Greek vote to determine fate of European Union
Syriza leader Alexis Tsipras, a 37-year-old former student activist, casts his vote at a polling station in Athens. EPA photoDebt-stricken Greece voted yesterday amid global fears that victory by parties that have vowed to cancel the country’s international bailout agreements and accompanying austerity measures could undermine the European Union’s joint currency and send the world’s major economies into another sharp downturn.
For Greeks, it is the second national election in six weeks and arguably the most critical in decades, reflecting political turmoil sparked by a two-year financial crisis that some fear could force the country to abandon the euro and return to its old currency, the drachma. That in turn would likely drag down other financially troubled countries and threaten the euro itself.

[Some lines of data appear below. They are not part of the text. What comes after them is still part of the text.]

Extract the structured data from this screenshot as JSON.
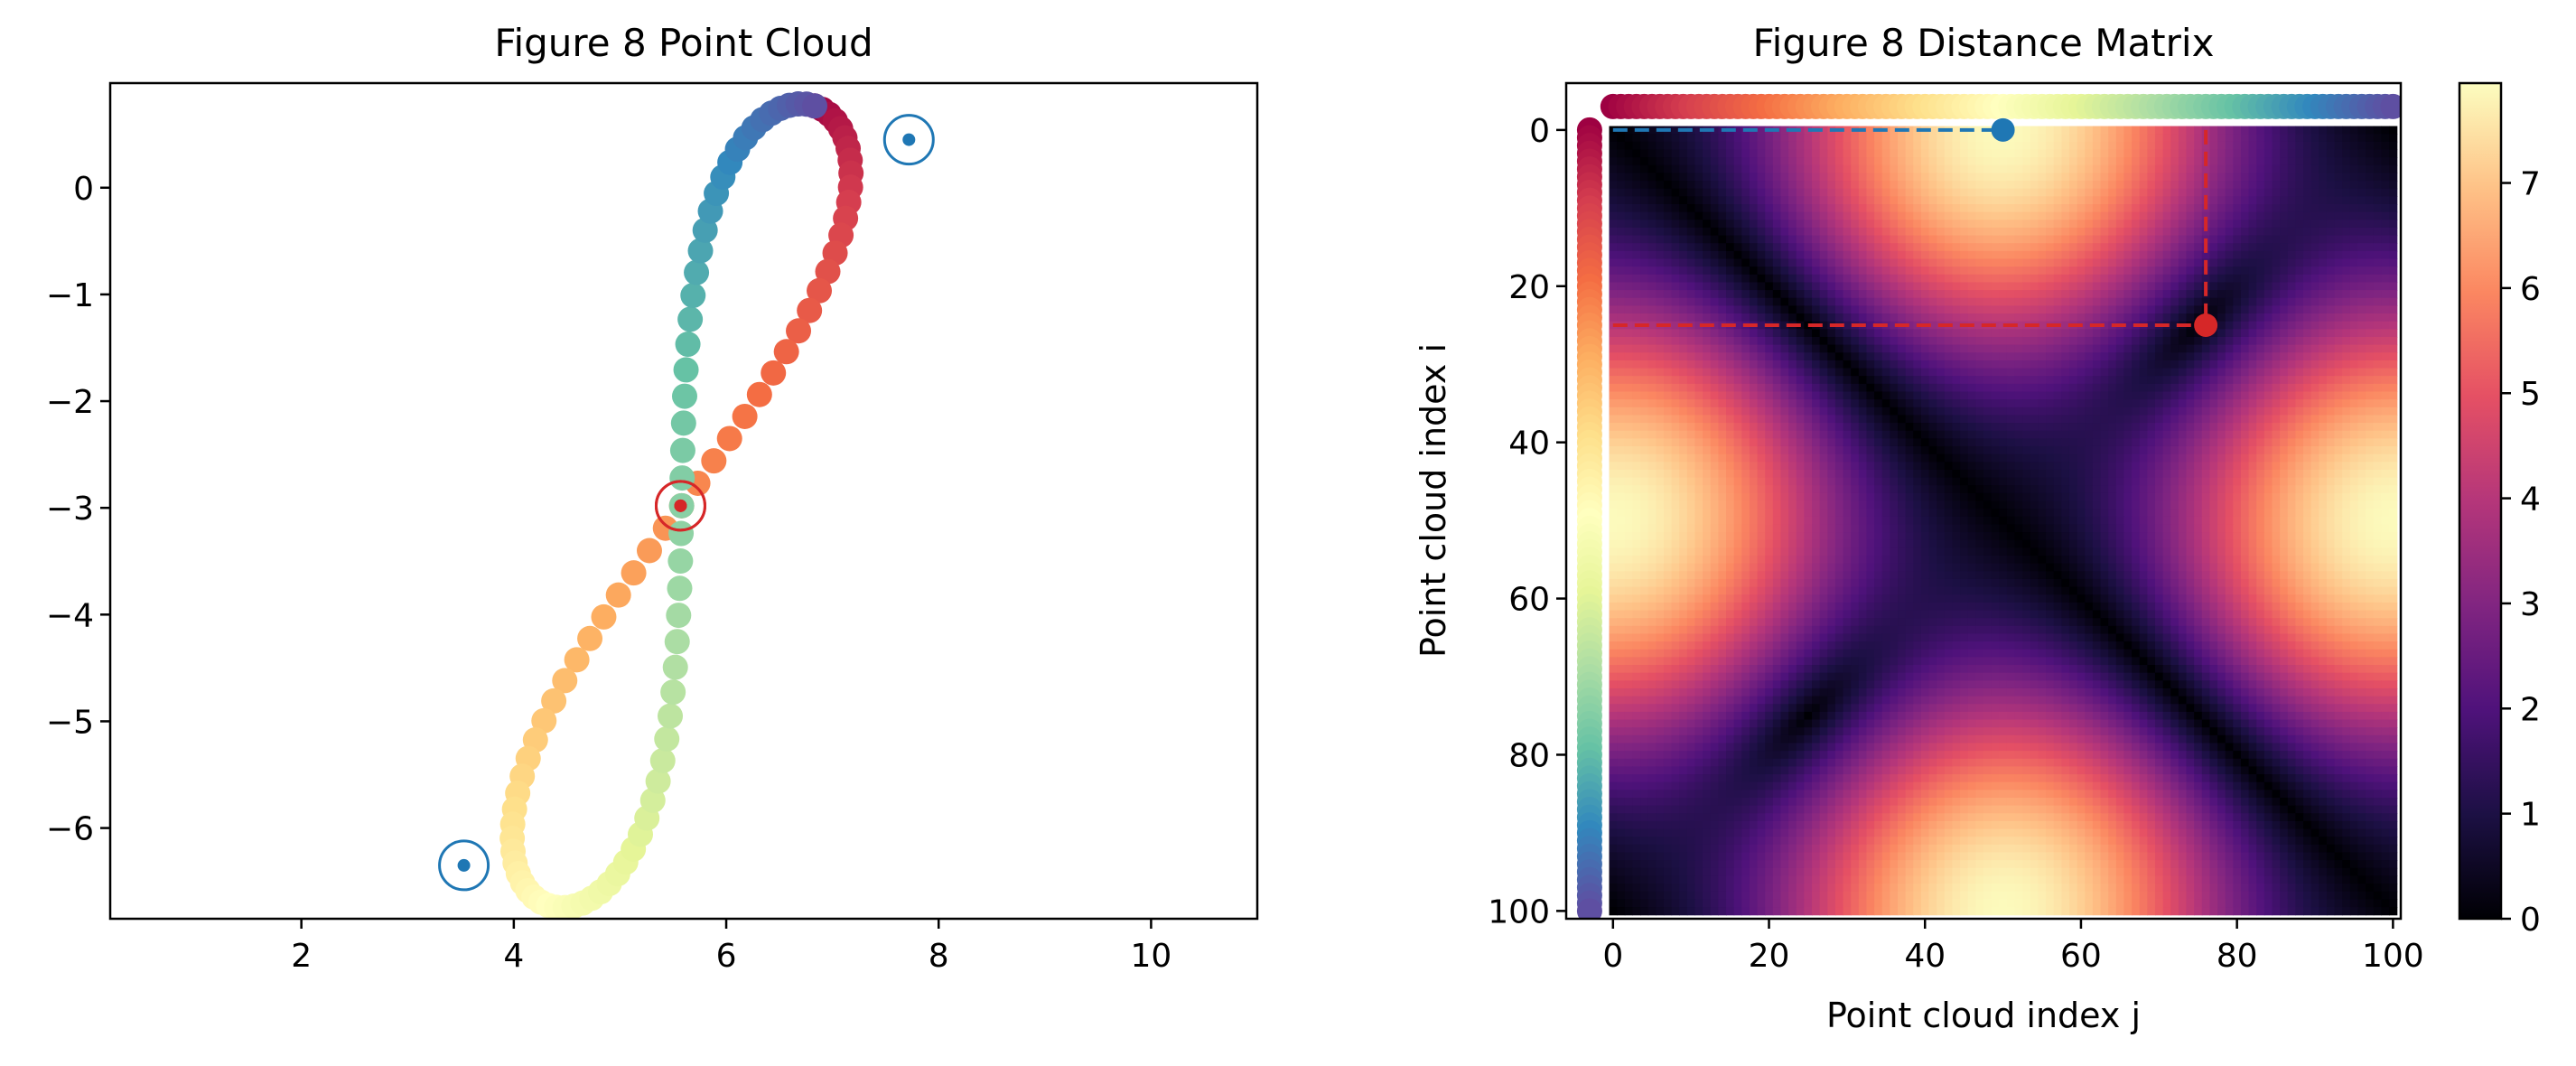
{
  "chart_data": [
    {
      "type": "scatter",
      "title": "Figure 8 Point Cloud",
      "xlabel": "",
      "ylabel": "",
      "xlim": [
        0.2,
        11.0
      ],
      "ylim": [
        -6.85,
        0.98
      ],
      "xticks": [
        2,
        4,
        6,
        8,
        10
      ],
      "yticks": [
        0,
        -1,
        -2,
        -3,
        -4,
        -5,
        -6
      ],
      "curve": {
        "kind": "figure-eight (lemniscate) of 101 points",
        "center": [
          5.58,
          -2.98
        ],
        "lobe_length": 3.95,
        "lobe_width": 0.62,
        "rotation_deg": 18.5,
        "n_points": 101
      },
      "colormap": "Spectral",
      "grid": false,
      "highlights": [
        {
          "point_index": 0,
          "color": "#1f77b4",
          "x": 7.72,
          "y": 0.45
        },
        {
          "point_index": 50,
          "color": "#1f77b4",
          "x": 3.53,
          "y": -6.35
        },
        {
          "point_index": 25,
          "color": "#d62728",
          "x": 5.57,
          "y": -2.98
        },
        {
          "point_index": 76,
          "color": "#d62728",
          "x": 5.57,
          "y": -2.98
        }
      ]
    },
    {
      "type": "heatmap",
      "title": "Figure 8 Distance Matrix",
      "xlabel": "Point cloud index j",
      "ylabel": "Point cloud index i",
      "xlim": [
        -6,
        101
      ],
      "ylim": [
        101,
        -6
      ],
      "xticks": [
        0,
        20,
        40,
        60,
        80,
        100
      ],
      "yticks": [
        0,
        20,
        40,
        60,
        80,
        100
      ],
      "colormap": "magma",
      "colorbar": {
        "min": 0,
        "max": 7.95,
        "ticks": [
          0,
          1,
          2,
          3,
          4,
          5,
          6,
          7
        ]
      },
      "n": 101,
      "highlights": [
        {
          "i": 0,
          "j": 50,
          "color": "#1f77b4"
        },
        {
          "i": 25,
          "j": 76,
          "color": "#d62728"
        }
      ]
    }
  ]
}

No party is likely to win enough votes to form a government on its own, meaning a coalition will have to be formed to avoid yet another election. Inconclusive elections on May 6 resulted in no party winning enough votes to form a government, and coalition talks collapsed after 10 days.
‘Greeks conquered fear’
Syriza leader Alexis Tsipras, a 37-year-old former student activist, has vowed to rip up Greece’s bailout agreements and repeal the austerity measures. Greeks have “conquered fear” and will keep their place as an “equal member” of Europe, Tsipras said yesterday. “We have conquered fear. Today we open a path to hope, to a better future,” he said. For his part, conservative New Democracy leader Antonis Samaras has cast the choice as being one between the euro and returning to the country’s old currency, the drachma. He has vowed to renegotiate some of the terms of the accompanying austerity, but insists the top priority is for the country to remain in Europe’s joint currency.
European leaders have also cautioned that Greece could be left outside the 17-nation eurozone if it pulls out of its bailout commitments.